I think most ask this because they need amd-v or intel-vt cpu flags enabled for containerization, not necessarily for kvm-in-kvm. Nested as kvm-in-kvm has very poor disk performance within the nested box and slightly unstable network. That's what I experienced myself when running under high load in a nested test server. Another issue for production setups is that you add another layer which increases the trusting computing base.
Gotcha, thank you!
Hmm, I guess it's just an unoptimized usecase then. I can imagine that all kinds of queues and timings in networking/disk IO/CPU scheduling break down when you recurse them - like how TCP-in-TCP tunnels sounds like they should work, but just don't. Thanks!
Now I'm curious if there's any workarounds . Like having a network passthrough driver, or a non-journalling filesystem on one of the levels. It would need an active community to figure out a setup like that .
Edit: Thinking some more - I guess a performant system would either need massive tuning and tweaks on the scale it took to implement containers on linux - or the bare metal host needs to be aware of all recursive guests. And at that point you might as well simplify the system down to a single hypervisor with multiple tenants. Huh.
Used it for testing:
Websites have ads, I have ad-blocker.
terrible performance compared to what? if it's just some bullshit MBA talk, ignore them.
this argument has a lot of lacking information..for example;
since this is mostly about resource talk, you should reconsider for the cost efficiency, and does that decision to use nested virtualization cause more trouble than it's worth? (like it just increasing customer support cost because your users notice something "weird" with the performance).
sure it might be slow, but if you're able to make sure it has better cost efficiency overall in production, support and maintenance terms, just run it then, why not? (looking at ye, weird legacy systems).
from my experience, I only have this level of nested virtualization:
1. own hardware
2. install XCP-ng on it
3. from XCP-ng, create VMs
4. inside the VMs, deploy the software using docker / kubernetes
there are no significant performance hit, and this setup can run just fine in production environment.
Fuck this 24/7 internet spew of trivia and celebrity bullshit.
I'm using nested virtualization in production (KVM-in-KVM)
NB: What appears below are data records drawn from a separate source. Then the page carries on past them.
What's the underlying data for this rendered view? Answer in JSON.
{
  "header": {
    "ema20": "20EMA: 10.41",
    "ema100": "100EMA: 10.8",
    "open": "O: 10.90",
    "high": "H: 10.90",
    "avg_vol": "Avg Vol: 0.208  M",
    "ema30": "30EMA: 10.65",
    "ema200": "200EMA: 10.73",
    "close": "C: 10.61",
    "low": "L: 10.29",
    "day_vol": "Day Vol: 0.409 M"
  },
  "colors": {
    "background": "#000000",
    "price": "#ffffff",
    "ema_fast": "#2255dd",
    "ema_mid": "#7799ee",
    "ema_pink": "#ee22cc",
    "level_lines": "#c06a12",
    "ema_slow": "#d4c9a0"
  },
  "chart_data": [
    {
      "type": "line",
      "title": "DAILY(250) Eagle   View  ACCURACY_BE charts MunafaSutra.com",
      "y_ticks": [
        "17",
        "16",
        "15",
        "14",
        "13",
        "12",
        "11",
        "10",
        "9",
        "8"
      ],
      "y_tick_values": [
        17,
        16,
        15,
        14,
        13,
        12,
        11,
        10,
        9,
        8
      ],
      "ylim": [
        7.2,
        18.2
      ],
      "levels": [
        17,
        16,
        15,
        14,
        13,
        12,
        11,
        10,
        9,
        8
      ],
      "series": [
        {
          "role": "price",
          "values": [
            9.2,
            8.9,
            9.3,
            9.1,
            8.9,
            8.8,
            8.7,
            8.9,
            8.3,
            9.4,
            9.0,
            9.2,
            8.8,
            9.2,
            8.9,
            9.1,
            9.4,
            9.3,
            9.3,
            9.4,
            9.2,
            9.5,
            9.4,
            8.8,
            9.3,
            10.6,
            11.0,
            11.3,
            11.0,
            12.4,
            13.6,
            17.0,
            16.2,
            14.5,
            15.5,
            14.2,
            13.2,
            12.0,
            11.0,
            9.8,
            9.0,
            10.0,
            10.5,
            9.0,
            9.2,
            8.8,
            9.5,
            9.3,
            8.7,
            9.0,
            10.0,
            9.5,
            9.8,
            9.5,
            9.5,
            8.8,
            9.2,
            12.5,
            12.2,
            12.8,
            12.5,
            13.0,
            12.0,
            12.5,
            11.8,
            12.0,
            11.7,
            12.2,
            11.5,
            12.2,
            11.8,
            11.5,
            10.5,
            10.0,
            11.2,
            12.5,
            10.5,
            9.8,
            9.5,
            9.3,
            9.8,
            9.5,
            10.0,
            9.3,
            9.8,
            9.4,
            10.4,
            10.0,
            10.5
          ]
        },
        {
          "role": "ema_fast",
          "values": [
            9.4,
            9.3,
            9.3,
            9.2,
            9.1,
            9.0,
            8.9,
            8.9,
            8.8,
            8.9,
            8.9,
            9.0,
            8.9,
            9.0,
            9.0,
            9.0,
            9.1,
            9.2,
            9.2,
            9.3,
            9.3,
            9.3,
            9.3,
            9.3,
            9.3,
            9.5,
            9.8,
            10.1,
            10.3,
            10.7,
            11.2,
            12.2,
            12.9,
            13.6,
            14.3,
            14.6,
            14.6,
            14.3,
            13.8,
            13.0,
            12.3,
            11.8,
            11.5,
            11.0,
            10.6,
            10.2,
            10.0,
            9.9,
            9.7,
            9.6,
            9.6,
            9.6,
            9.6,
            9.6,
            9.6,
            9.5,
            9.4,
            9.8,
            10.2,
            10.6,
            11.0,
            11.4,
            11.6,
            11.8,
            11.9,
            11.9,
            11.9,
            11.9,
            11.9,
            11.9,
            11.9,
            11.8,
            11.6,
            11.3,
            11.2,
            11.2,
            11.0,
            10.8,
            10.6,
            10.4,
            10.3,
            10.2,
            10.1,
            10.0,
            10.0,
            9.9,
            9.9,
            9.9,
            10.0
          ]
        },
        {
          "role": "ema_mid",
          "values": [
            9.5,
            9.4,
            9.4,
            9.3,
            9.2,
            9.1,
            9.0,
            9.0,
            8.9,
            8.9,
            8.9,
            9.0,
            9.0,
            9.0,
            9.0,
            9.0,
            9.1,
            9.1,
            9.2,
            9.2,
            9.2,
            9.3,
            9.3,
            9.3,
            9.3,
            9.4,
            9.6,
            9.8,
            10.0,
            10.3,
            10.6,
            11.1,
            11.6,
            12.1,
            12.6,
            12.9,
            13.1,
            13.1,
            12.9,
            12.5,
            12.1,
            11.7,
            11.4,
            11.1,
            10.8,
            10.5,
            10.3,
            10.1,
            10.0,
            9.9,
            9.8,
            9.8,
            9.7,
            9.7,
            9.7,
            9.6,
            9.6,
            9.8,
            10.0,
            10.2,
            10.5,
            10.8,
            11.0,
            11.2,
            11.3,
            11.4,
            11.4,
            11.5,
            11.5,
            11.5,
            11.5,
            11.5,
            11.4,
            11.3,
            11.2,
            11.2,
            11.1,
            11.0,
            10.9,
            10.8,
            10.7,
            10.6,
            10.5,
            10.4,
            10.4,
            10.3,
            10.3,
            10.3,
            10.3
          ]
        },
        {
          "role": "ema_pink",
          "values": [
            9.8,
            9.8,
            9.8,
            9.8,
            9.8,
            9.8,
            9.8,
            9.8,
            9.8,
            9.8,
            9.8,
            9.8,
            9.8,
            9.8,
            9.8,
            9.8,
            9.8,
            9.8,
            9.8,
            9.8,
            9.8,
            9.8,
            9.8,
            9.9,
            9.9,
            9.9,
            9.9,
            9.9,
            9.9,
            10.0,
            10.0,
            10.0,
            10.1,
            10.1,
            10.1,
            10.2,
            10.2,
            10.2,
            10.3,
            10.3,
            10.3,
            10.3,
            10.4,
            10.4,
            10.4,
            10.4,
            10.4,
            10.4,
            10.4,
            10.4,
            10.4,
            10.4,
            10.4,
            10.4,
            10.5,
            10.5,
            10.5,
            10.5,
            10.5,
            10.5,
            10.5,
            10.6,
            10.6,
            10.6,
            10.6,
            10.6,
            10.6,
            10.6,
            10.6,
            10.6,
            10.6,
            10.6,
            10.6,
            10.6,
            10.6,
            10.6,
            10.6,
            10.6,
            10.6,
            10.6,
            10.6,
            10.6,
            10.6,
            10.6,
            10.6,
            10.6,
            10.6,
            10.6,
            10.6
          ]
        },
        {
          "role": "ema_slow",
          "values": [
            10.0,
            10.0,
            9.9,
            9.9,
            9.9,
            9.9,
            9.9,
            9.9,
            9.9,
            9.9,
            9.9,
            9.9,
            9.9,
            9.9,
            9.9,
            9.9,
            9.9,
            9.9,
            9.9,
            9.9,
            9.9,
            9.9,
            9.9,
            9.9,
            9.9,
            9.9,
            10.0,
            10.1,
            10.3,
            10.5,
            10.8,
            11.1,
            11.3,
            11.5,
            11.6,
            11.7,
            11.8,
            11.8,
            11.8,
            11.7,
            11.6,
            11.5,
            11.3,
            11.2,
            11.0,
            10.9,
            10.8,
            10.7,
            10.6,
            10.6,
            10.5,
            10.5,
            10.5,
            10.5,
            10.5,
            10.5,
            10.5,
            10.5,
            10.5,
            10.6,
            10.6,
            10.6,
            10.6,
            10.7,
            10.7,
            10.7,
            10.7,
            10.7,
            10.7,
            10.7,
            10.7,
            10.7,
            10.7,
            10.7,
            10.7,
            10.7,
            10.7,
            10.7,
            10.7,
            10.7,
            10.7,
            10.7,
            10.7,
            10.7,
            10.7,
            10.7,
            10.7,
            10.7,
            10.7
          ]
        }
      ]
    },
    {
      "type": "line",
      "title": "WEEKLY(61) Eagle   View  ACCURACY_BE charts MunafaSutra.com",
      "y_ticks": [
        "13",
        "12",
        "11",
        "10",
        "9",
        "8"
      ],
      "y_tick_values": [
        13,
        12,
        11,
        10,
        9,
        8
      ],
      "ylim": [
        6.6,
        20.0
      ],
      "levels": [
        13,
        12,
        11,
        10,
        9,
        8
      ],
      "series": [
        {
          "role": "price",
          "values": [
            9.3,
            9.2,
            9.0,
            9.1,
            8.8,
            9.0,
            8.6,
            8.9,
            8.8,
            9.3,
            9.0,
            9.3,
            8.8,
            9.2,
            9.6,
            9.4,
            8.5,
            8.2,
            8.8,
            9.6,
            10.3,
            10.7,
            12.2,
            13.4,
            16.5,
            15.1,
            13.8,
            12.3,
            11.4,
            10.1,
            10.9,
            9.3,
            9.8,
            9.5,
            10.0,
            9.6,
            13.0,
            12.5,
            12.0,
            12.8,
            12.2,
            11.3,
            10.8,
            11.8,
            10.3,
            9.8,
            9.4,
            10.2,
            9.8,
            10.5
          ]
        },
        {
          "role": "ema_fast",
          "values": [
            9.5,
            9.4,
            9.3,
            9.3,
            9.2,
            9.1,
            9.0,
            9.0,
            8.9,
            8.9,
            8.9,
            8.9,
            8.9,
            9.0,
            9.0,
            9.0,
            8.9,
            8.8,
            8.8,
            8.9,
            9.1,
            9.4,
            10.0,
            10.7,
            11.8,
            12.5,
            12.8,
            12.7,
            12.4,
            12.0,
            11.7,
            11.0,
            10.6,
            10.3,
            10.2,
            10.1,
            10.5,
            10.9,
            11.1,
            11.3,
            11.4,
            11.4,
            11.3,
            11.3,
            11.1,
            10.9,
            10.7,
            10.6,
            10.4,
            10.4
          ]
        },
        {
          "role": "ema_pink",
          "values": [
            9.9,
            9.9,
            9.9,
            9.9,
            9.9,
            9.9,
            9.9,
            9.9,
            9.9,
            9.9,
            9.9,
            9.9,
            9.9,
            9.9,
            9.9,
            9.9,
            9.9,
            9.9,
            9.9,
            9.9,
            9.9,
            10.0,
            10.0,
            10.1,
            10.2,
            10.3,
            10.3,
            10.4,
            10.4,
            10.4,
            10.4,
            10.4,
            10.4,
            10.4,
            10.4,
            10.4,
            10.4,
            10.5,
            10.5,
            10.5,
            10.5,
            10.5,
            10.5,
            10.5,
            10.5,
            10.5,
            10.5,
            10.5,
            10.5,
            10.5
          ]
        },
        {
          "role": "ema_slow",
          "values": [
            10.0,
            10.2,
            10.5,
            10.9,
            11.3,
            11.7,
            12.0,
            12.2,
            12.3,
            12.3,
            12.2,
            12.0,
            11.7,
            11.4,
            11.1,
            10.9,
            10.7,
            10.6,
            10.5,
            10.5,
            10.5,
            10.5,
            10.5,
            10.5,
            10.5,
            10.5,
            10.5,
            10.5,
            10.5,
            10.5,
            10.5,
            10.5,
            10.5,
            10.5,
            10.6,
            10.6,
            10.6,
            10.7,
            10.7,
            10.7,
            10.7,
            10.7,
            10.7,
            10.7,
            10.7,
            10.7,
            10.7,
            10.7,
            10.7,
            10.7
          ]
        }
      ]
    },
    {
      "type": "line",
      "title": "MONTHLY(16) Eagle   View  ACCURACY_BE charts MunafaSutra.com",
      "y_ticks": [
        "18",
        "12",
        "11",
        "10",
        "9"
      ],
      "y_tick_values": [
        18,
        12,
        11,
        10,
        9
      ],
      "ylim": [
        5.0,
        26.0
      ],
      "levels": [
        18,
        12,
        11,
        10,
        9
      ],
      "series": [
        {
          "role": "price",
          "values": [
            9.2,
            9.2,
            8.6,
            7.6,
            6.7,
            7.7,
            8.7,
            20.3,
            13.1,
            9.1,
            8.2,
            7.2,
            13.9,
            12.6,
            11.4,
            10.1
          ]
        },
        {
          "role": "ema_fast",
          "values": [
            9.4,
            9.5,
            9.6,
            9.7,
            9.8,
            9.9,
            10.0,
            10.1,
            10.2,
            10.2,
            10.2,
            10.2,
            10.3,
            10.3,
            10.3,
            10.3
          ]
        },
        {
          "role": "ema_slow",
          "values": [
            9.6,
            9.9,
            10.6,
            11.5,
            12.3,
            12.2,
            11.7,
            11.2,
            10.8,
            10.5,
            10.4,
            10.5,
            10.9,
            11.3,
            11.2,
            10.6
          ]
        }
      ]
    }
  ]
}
I don't see any performance issues.
I haven't tested it for applications that are very, very sensitive to the slightest latency.
But it seems to work well for many uses.
Nearly all NAT services either start or run on nested virt. Hell even BuyVM ran regular VPS on it for awhile.
As long as the passthrough is set correctly then you will not even notice a difference performance wise.
Free Hosting at YetiNode | Cryptid Security | URL Shortener | LaunchVPS | ExtraVM | Host-C | In the Node, or Out of the Loop?
I think there can be cases where you will see an impact but modt likely this then is due to missing awareness between the layers.
For IO think of stripe and blocksizes that are not matching or cache settings that compete or even conflict each other (barriers etc.). For network think of overhead in MTUs and similar stuff.
In the end I have to side with @remy here. If your layers match critical settings, there should not be much of an issue or big performance hit after all. Even for the often blamed kvm in kvm.